Administration Guide > TDV and SSL Authentication > Setting Up SSL > Setting Up Authentication between Studio and the TDV Server
 
Setting Up Authentication between Studio and the TDV Server
The encryption_util.bat can be used to update the authentication between Studio and the TDV Server. The utility will change and encrypt all the passwords for all the Studio installs in your environment.You must continue to use the keytool to update the passwords on the TDV Server.
If you decide not to use the encryption_util, you need to configure the JKS digital certificate that you intend to use for secured Web services and secured JDBC communications.
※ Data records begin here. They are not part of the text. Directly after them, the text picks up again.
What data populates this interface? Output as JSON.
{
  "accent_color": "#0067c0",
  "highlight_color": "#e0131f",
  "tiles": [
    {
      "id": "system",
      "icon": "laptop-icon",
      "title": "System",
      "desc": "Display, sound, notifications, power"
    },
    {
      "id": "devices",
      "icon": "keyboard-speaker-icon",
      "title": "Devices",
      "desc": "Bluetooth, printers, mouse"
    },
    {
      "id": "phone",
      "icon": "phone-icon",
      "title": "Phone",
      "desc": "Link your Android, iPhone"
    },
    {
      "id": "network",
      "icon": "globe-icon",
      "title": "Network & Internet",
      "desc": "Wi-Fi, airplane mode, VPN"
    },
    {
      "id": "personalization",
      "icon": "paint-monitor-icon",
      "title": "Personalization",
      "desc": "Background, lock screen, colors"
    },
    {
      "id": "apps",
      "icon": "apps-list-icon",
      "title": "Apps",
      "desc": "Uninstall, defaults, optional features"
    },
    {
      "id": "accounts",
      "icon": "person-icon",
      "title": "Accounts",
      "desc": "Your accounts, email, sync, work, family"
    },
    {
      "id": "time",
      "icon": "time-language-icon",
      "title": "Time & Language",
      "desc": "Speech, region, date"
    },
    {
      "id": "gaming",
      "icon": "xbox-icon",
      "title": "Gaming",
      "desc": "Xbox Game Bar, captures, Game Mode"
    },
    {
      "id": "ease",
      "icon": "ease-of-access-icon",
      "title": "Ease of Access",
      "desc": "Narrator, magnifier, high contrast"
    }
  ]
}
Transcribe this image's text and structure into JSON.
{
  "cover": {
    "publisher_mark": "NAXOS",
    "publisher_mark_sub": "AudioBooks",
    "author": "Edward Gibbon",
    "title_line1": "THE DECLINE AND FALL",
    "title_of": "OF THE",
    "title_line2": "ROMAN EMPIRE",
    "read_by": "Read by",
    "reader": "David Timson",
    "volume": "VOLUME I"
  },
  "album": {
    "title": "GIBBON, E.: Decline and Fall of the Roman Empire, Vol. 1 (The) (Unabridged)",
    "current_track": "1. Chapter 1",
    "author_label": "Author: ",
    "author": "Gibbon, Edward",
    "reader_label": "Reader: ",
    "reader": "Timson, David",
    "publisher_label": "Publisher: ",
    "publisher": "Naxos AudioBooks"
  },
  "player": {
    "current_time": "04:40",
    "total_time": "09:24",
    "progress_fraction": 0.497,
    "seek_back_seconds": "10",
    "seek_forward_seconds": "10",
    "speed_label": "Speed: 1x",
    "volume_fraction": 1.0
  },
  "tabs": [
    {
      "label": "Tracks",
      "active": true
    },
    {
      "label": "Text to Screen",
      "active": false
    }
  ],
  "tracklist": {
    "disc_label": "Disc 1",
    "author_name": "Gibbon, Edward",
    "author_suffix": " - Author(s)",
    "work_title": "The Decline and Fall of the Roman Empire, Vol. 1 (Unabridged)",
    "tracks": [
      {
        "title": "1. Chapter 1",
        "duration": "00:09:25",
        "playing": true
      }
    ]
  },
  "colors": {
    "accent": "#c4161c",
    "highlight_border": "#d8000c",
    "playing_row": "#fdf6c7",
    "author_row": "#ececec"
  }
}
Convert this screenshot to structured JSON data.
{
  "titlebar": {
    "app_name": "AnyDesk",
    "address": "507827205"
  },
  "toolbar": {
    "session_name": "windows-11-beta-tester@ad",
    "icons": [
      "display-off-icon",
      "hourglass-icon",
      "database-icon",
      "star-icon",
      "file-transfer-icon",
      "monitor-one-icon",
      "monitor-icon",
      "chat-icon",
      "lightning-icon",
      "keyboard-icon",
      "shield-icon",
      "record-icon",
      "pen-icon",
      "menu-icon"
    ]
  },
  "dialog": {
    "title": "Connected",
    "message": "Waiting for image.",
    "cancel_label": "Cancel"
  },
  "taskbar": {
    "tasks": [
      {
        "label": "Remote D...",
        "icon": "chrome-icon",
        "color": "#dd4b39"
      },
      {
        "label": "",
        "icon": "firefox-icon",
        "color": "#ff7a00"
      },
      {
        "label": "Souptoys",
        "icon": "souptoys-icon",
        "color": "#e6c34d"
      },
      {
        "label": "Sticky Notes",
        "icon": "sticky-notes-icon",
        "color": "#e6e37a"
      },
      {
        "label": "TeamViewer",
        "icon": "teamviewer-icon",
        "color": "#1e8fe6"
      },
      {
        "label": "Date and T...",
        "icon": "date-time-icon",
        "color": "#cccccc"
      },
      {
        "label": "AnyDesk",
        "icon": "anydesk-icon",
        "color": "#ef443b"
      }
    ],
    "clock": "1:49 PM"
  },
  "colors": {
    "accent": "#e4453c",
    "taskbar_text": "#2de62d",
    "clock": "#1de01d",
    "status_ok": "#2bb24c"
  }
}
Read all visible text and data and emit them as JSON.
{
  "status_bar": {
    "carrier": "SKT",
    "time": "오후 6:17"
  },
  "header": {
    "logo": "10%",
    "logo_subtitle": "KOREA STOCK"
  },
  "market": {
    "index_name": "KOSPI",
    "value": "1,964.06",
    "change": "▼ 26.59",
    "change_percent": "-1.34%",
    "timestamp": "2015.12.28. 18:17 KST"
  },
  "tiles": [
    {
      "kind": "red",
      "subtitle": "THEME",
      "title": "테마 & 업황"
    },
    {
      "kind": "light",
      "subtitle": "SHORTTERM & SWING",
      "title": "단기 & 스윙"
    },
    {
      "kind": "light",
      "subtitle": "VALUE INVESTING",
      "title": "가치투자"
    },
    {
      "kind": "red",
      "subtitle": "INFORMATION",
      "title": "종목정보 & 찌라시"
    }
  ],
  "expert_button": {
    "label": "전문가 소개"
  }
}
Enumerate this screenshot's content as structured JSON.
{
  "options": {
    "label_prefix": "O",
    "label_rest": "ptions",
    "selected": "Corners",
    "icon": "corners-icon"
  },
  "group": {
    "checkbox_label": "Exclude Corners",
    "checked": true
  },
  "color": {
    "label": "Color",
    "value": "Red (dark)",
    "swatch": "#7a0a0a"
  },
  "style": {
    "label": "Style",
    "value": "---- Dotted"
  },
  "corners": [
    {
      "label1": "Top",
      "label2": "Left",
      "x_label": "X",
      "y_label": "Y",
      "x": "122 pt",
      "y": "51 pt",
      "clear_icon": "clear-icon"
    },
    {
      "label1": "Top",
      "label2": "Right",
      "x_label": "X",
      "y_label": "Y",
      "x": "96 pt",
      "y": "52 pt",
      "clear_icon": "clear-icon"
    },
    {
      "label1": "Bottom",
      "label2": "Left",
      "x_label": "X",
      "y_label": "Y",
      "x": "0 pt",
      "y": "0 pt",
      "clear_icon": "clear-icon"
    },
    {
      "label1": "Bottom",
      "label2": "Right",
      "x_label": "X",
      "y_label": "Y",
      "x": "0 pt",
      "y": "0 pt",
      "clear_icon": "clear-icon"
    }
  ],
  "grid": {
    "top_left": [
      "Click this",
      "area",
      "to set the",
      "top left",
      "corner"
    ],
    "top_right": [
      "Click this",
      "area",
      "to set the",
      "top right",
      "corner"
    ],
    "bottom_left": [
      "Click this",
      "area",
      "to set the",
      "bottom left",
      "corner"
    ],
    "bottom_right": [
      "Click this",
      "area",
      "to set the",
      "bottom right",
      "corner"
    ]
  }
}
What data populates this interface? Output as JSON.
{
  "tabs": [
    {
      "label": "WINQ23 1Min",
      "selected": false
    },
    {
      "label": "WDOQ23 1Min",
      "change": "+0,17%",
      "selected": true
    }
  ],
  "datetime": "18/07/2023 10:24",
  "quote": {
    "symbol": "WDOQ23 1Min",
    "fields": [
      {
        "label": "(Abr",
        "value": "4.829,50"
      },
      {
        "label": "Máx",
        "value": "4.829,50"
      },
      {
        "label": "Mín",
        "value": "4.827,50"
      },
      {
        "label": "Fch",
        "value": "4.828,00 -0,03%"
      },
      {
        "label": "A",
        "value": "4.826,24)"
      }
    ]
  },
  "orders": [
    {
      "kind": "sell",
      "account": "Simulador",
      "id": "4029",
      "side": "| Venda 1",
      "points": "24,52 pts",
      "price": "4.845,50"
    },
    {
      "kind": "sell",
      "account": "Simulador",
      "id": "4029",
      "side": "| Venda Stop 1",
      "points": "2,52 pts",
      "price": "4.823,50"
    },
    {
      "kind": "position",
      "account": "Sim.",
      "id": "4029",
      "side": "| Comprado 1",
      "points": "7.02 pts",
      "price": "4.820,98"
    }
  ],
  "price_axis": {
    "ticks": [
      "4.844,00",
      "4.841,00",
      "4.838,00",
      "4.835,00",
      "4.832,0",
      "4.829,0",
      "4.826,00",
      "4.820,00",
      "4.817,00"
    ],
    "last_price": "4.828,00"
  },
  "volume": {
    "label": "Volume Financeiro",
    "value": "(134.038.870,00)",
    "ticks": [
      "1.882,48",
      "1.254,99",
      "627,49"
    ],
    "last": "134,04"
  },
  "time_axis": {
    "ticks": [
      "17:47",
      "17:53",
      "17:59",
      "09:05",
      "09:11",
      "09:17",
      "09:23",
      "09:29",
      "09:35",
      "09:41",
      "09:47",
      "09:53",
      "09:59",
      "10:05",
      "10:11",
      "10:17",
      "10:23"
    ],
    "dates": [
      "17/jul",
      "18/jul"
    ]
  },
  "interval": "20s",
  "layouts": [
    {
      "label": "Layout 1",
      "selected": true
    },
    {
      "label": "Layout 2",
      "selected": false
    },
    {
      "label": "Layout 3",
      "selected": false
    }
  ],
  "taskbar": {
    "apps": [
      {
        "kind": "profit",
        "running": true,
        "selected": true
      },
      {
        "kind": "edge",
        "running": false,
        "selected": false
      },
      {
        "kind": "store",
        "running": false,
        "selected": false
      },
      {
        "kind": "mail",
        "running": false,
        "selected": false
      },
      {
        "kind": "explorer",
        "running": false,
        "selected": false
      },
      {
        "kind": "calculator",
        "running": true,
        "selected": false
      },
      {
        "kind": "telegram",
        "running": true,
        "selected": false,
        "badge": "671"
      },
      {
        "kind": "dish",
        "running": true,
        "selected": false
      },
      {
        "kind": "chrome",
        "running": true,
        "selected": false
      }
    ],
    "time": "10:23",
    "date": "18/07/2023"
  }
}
The JKS digital certificate initiates and establishes SSL communication over HTTPS and LDAP ports.
If a truststore location is not specified, search for a keystore file in the following locations:
<TDV_install_dir>/jdk/conf/security/jssecacerts
<TDV_install_dir>/jdk/conf/security/cacerts
Assumptions
TDV assumes that all passwords stored in all the keystore and truststore files are the same.
To use encryption_util.bat to validate Studio side authentication password is valid
1. On the Windows machine where Studio is installed, locate the encryption_util.bat script.
2. Use a command window to run the script using the following command:
encryption_util.bat -studioKeyStoreVerify
To use encryption_util.bat to update Studio side authentication
1. On the Windows machine where Studio is installed, locate the encryption_util.bat script.
2. Use a command window to run the script using the following command:
encryption_util.sh -toolsKeyStore -keyStorePassword somepassword -trustStorePassword somepassword -keyStoreChange
To configure SSL between Studio and the TDV Server
1. Obtain a JKS digital certificate from a Certificate Authority, or generate your own using keytool.
2. For Studio authentication to TDV, add the certificate to these files:
<TDV_install_dir>/conf/server/security/cis_server_truststore.jks
<TDV_install_dir>/conf/studio/security/cis_studio_truststore.jks
 
3. In Studio, and select Administration > Launch Manager (Web) to open the TDV Manager Web interface.
4. Log in to Manager.
5. In Manager, choose CONFIGURATION > SSL to display the SSL MANAGEMENT page.
6. In the New Value column next to Java Keystore File Location, enter the full path to the new JKS file on the server.
 
7. Click APPLY.
The REVERT button recovers the current value.
8. Change the Java Keystore File Type and the Java Keystore Password so that their values when the server restarts match the digital certificate being installed.
9. Change the passwords of the TDV Server and Studio truststores:
<TDV_install_dir>\jdk\bin\keytool.exe -storepasswd -new <your_password> -keystore <TDV_install_dir>/conf/server/security/cis_server_truststore.jks
<TDV_install_dir>\jdk\bin\keytool.exe -storepasswd -new <your_password> -keystore <TDV_install_dir>/conf/studio/security/cis_studio_truststore.jks
 
10. Restart the TDV Server to load the keystore and apply the changes.